Here’s the thing... The Undiscovered Country’s cold war thriller storyline can only work because it assassinates the characters, and it dismisses what Star Trek has always been about for what was then 25 years, and is now a 50 year legacy. Boldly going, seeking out new worlds, new civilisations, it was always about openness, about understanding, about trying to find peaceful solutions to conflict first. It was about the wonder of the unknown, about exploration. This film can only work by painting the Federation as a whole, and the Enterprise crew in particular as bigots. That flies against everything that I learned about original series cast from three seasons of television and five prior movies. I can no longer buy Kirk’s hatred of an entire species for the actions of one individual. The same goes for the frosty attitudes and snide comments from the rest of the crew; Chekov’s “Guess who’s coming to dinner”, although Scotty’s “Klingon bitch” line is restricted to the home video version.
That might be the one benefit of this Blu-ray. We get the theatrical release only on this disc, which lacks the General West plot arc which leads to that terrible Scooby Doo ending in the home video version, as well as Scotty’s minor misogyny and a couple other small character beats.
The plot also only works if the Enterprise crew are fundamentally stupid as well as bigoted.

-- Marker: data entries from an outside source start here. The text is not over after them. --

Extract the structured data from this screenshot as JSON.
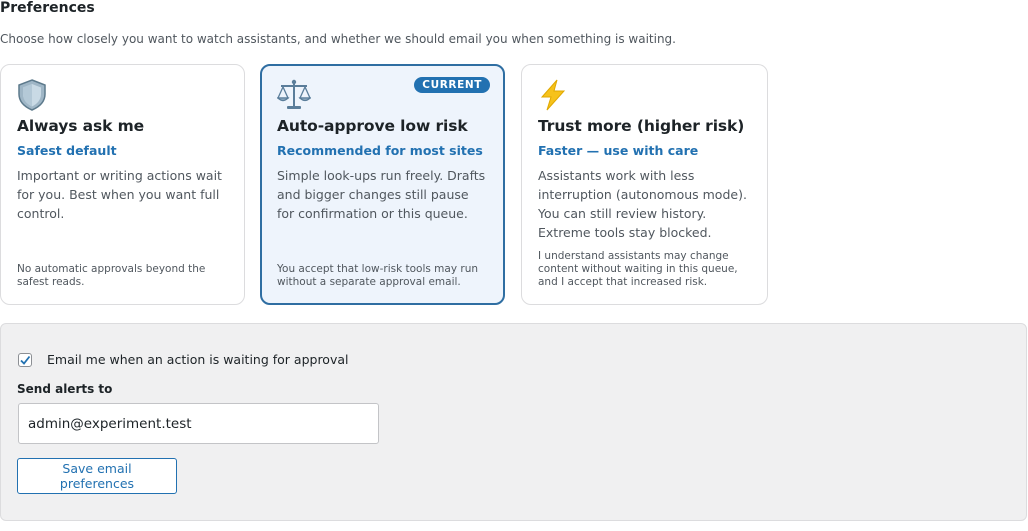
{
  "header": {
    "title": "Preferences",
    "subtitle": "Choose how closely you want to watch assistants, and whether we should email you when something is waiting."
  },
  "modes": [
    {
      "icon": "shield-icon",
      "title": "Always ask me",
      "tag": "Safest default",
      "description": "Important or writing actions wait for you. Best when you want full control.",
      "note": "No automatic approvals beyond the safest reads.",
      "current": false
    },
    {
      "icon": "scales-icon",
      "title": "Auto-approve low risk",
      "tag": "Recommended for most sites",
      "description": "Simple look-ups run freely. Drafts and bigger changes still pause for confirmation or this queue.",
      "note": "You accept that low-risk tools may run without a separate approval email.",
      "current": true,
      "badge": "CURRENT"
    },
    {
      "icon": "lightning-icon",
      "title": "Trust more (higher risk)",
      "tag": "Faster — use with care",
      "description": "Assistants work with less interruption (autonomous mode). You can still review history. Extreme tools stay blocked.",
      "note": "I understand assistants may change content without waiting in this queue, and I accept that increased risk.",
      "current": false
    }
  ],
  "email": {
    "checkbox_label": "Email me when an action is waiting for approval",
    "checked": true,
    "send_label": "Send alerts to",
    "address": "admin@experiment.test",
    "save_label": "Save email preferences"
  },
  "colors": {
    "accent": "#2271b1",
    "current_bg": "#eef4fc",
    "current_border": "#2f6ea2",
    "panel_bg": "#f0f0f1"
  }
}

I could, and will point out character moments that just don’t stand up to scrutiny, leafing through vintage paper books to find a Klingon phrase (you’d expect Uhura to speak some Klingon, she speaks Romulan in the reboot), Chekov, chief of security in The Motion Picture, doesn’t know how phasers work on a starship 12 years later, McCoy not knowing Klingon anatomy (he figured out how to cure a Horta in a few minutes, despite seeing one for the first time), and the crew generally so inept that they need a Mary Sue Valeris to tell them how to do everything.
Speaking of vintage books, Nicholas Meyer may have indulged his Hornblower fascination in The Wrath of Khan, but he overdoes it here, leaching all colour out of the sets, the Enterprise bridge now a forbidding, dark submarine grey, the pointless digital clocks, the crewmen triple bunking, the ship now having a galley (what happened to the disc operated food tubes from the original series?). Meyer reshapes Trek to conform to his vision, and the end result doesn’t hold up to scrutiny or extended thought.
There are a few character moments that still sparkle in this film, the performances are strong (I love Christopher Plummer as Chang), and I certainly still appreciate the send-off for the original series crew, that hint of Peter Pan recalling all that was best about the original series, but the film itself doesn’t work anymore, and it really does belong back in 1991.